Kin spróbowała to wyjaśnić Marcowi.
— Co to są memy? — kung zaczął od najważniejszego.
— Mentalne geny: pomysły, podejście do różnych rzeczy, technika. Problem w tym, że te, które mogą się tutaj wykształcić, są szkodliwe dla ich nosicieli, choćby antropocentryzm…

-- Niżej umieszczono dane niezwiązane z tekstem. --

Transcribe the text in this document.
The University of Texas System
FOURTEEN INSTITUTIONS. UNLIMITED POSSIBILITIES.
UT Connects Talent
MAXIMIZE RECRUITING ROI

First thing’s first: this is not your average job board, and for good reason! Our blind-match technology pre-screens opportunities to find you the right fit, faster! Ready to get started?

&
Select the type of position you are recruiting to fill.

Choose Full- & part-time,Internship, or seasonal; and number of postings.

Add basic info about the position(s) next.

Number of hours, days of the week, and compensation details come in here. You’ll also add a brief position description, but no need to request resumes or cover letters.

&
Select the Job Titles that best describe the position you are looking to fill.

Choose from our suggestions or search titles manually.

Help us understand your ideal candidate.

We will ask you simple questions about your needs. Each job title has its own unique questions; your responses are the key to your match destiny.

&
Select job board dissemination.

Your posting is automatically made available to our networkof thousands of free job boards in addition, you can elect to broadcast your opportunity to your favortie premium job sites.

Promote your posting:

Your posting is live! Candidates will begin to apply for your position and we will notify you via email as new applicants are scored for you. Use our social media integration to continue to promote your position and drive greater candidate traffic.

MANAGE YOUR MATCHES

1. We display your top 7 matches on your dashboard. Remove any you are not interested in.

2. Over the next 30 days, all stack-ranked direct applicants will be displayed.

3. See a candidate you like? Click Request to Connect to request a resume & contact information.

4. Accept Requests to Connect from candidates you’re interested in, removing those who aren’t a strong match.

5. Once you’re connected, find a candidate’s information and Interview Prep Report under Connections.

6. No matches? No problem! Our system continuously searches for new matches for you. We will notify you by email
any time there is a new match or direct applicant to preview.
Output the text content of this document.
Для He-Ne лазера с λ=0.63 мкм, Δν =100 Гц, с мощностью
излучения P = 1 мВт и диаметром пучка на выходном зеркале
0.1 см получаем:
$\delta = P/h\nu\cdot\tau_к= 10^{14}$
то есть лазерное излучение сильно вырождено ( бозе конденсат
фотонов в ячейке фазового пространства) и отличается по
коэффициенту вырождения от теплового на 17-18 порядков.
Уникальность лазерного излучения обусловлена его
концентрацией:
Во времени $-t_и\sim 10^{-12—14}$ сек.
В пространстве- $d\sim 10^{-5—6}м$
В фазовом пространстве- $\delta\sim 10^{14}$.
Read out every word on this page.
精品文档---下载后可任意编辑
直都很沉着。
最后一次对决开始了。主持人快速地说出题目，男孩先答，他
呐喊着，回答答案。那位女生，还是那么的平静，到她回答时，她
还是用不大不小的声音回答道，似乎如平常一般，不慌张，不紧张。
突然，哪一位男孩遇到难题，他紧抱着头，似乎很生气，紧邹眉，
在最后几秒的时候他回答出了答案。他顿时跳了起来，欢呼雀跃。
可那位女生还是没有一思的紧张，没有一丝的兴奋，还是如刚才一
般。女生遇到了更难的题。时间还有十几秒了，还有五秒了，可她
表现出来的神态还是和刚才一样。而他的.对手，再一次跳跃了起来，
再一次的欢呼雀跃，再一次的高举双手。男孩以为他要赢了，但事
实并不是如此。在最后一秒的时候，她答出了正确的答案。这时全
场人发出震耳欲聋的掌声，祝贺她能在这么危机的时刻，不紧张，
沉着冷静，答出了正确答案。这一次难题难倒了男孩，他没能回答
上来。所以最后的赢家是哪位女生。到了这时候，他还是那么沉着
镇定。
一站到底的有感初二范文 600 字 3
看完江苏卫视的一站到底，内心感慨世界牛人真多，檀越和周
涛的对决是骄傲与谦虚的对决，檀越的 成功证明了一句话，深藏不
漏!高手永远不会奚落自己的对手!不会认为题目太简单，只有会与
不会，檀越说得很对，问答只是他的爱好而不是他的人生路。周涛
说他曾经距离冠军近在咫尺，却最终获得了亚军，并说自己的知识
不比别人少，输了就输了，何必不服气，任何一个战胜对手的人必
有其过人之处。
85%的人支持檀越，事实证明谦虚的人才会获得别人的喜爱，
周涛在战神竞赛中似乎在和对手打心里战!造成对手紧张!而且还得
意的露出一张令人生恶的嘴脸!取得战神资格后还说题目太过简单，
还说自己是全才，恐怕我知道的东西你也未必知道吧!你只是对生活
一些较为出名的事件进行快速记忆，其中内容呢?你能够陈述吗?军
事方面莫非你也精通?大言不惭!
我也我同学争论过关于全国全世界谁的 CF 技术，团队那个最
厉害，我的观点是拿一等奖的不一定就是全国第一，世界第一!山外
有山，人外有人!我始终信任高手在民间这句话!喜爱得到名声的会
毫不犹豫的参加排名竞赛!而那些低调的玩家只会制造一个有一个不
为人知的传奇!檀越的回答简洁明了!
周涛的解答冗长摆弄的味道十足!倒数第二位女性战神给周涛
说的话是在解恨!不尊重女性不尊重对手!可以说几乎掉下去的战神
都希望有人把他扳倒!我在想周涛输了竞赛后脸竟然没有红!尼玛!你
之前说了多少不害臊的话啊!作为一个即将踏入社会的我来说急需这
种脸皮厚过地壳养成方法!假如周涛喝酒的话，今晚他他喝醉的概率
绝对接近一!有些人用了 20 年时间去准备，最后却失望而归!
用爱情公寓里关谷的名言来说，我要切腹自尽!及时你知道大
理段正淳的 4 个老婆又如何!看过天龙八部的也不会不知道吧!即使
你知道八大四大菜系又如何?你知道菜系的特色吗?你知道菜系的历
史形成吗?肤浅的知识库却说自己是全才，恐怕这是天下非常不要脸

W górze świecił blady, czerwony księżyc, a Kin co chwilę odruchowo sprawdzała, czy Silver nadal leci tę milę za nimi. Leciała. Na jej miejscu człowiek żyłby nadzieją, że w końcu znajdzie jedzenie, ale ludzie w przeciwieństwie do shandów byli niepoprawnymi optymistami. A poza tym nie można było od obcych wymagać ludzkiego myślenia — to, że nauczyli się grać w pokera i mówili po łacinie, nie czyniło z nich ludzi. A znając shandy, Kin zastanawiała się, kiedy Silver spróbuje popełnić samobójstwo. Poinformowała też o tym kunga.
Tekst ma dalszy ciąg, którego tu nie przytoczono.